Lawyers for the plaintiffs say that whatever his characterization, he used the accounts for official business.
They point to his Twitter and Facebook accounts that have banner photos showing Gale in front of a lectern with the county seal. They include in the complaint a number of his tweets with photos of him at events that the plaintiffs argue he would not have been invited to if not for his official role. He also shared information about the COVID-19 response in Montgomery County.
And the plaintiffs point out what some of Gale’s government colleagues also have: The statement about Black Lives Matter was written on Montgomery County letterhead. Then he shared it on the social media channels he says are personal.
“These are clearly posts he is making about not only criticism of his political opponents, but also about the business of Montgomery County,” said Samantha Harris, a lawyer for the plaintiffs. “He issued this news release on county letterhead using his official title through these channels, and then suppressed criticism of that news release.”
Katie Fallow, a senior staff lawyer at the Knight First Amendment Institute at Columbia University, which brought the case against Trump, said courts are likely to rule that an account is official if it is routinely used to inform the public about official duties or if government staff or equipment is used to maintain the account. The Department of Justice, in defending Trump, claimed that @realDonaldTrump is his personal account, but the court held that he used it for conducting official business.
“You don’t just look at how the government official characterizes the account,” she said. “You look at how they actually use it.” (She said public officials can ban threats of physical harm.)
Gale said it’s “standard practice” for candidates to post on social media about the office they are pursuing or issues related to that position.
He said his Facebook page was set up when he ran for a township council seat in 2009, and he often uses the pages to support other candidates for office, including Trump’s 2016 presidential bid.

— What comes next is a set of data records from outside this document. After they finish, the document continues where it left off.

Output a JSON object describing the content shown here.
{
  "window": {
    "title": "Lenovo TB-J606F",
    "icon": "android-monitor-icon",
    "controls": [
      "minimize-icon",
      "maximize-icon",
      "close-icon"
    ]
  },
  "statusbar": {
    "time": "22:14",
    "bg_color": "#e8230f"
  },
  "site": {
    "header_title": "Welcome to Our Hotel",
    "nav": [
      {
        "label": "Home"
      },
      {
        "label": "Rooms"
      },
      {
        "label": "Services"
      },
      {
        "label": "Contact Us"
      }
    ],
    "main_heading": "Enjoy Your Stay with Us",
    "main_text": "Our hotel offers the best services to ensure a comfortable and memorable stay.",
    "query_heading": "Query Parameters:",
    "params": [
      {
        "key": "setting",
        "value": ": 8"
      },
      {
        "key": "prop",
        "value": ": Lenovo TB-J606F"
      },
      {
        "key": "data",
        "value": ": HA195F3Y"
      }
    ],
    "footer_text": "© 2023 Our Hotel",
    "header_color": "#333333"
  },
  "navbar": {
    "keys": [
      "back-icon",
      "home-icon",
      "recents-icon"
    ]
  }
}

He also recommended that anyone who wants to comment on official business can do so on the social channels for the county, such as @MontcoPA on Twitter, but he doesn’t have separate channels under his name for official business.
Gale slammed the lawsuit as “frivolous” and said the move is led by former Montgomery County Judge Joseph Walsh, who he said is appeasing Democrats and “their militant army of far-left goons.” He pointed to a comment Walsh left on Facebook last year, writing: “You Gale zombies are brain-dead.”
Walsh, who is managing partner at one of three law firms representing plaintiffs in the suit, said the comment “wasn’t one of my finer, more articulate comments,” but said Gale’s rhetoric is “baseless” and deflects from the point.
He said the situation could be resolved if Gale agreed to stop blocking constituents and deleting criticism. “He can make these ridiculous comments,” Walsh said, “but he needs to stand and face the music.”